Shoulder replacement comes in two broad forms: Anatomic and Reverse. Anatomic is typically what is used for conventional arthritis. This involves replacement of the worn bony ball with a metal ball and replacement of the worn socket with a surgical grade polyethylene socket. Our surgeons use a muscle sparing approach for this procedure in which we go between, rather than directly through the muscles and use bone-preserving implants. On appropriate patients, a mini-incision can also be incorporated into the procedure. This leads to a rapid recovery of function and rapid pain relief.
Reverse shoulder is used when the arthritis is accompanied by irreparable damage to the rotator cuff. While anatomic shoulder replacement is successful in achieving pain relief in these situations, reverse replacement is a better option for maintaining excellent function. Reverse shoulder replacement is so named since the “ball” of the new shoulder is placed where the socket is typically located in the native shoulder.

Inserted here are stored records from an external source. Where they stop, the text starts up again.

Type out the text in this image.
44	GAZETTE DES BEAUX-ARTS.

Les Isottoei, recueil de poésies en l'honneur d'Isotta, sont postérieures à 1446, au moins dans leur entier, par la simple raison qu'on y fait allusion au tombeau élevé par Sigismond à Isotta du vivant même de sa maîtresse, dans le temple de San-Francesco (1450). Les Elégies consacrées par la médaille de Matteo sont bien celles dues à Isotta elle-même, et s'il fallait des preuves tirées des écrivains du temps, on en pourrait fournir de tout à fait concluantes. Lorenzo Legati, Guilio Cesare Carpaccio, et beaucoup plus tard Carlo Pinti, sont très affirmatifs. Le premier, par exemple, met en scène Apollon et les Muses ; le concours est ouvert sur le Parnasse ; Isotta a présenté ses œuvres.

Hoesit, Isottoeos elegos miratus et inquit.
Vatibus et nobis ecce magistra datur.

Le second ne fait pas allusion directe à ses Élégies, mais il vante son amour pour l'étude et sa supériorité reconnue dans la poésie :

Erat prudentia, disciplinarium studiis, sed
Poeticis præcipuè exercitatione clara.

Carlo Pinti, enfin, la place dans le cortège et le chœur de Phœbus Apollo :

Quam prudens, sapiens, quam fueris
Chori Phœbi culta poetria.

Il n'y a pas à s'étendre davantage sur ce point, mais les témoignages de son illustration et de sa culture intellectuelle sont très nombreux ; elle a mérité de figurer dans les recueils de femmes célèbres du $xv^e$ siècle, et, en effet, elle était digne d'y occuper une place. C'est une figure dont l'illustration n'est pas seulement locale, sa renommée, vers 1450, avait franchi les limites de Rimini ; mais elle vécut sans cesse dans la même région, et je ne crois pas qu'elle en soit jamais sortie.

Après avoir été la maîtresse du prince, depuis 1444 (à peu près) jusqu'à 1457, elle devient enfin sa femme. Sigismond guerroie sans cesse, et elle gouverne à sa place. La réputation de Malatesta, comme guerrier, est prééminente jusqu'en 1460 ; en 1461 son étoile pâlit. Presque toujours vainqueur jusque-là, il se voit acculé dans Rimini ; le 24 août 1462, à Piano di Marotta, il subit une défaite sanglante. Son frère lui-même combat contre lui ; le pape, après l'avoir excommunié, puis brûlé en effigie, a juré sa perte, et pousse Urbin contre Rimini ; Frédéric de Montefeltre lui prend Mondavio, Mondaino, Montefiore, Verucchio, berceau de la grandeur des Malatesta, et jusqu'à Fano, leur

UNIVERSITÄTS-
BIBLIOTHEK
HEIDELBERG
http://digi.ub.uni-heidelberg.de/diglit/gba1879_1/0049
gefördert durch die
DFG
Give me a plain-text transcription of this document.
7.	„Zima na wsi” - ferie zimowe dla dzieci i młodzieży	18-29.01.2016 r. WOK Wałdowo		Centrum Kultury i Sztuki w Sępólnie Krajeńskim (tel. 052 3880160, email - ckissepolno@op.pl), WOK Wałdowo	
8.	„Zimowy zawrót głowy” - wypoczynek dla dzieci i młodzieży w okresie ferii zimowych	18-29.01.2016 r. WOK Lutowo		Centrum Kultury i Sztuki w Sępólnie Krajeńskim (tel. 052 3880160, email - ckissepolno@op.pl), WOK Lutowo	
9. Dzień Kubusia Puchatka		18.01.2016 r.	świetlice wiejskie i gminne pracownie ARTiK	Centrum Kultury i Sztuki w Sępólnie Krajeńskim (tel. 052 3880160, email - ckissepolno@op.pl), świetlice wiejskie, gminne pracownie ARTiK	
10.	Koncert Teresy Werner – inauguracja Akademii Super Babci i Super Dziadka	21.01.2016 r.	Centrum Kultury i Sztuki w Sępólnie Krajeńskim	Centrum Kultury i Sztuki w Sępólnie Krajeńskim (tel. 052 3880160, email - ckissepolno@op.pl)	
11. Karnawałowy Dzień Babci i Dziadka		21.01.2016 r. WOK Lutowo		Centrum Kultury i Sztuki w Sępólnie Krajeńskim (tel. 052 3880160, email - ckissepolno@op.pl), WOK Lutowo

Likewise, the “socket” of the new shoulder is precision bored where the ball of the native shoulder was. This allows the prosthetic shoulder to function without a healthy rotator cuff, resulting in rapid pain relief and restoration of function to a previously debilitated shoulder joint.
While both of these procedures are typically done in a hospital setting, our team has been pioneering an innovative approach to pain and a minimally invasive and highly efficient technique that shortly will allow these procedures to be done on an outpatient basis.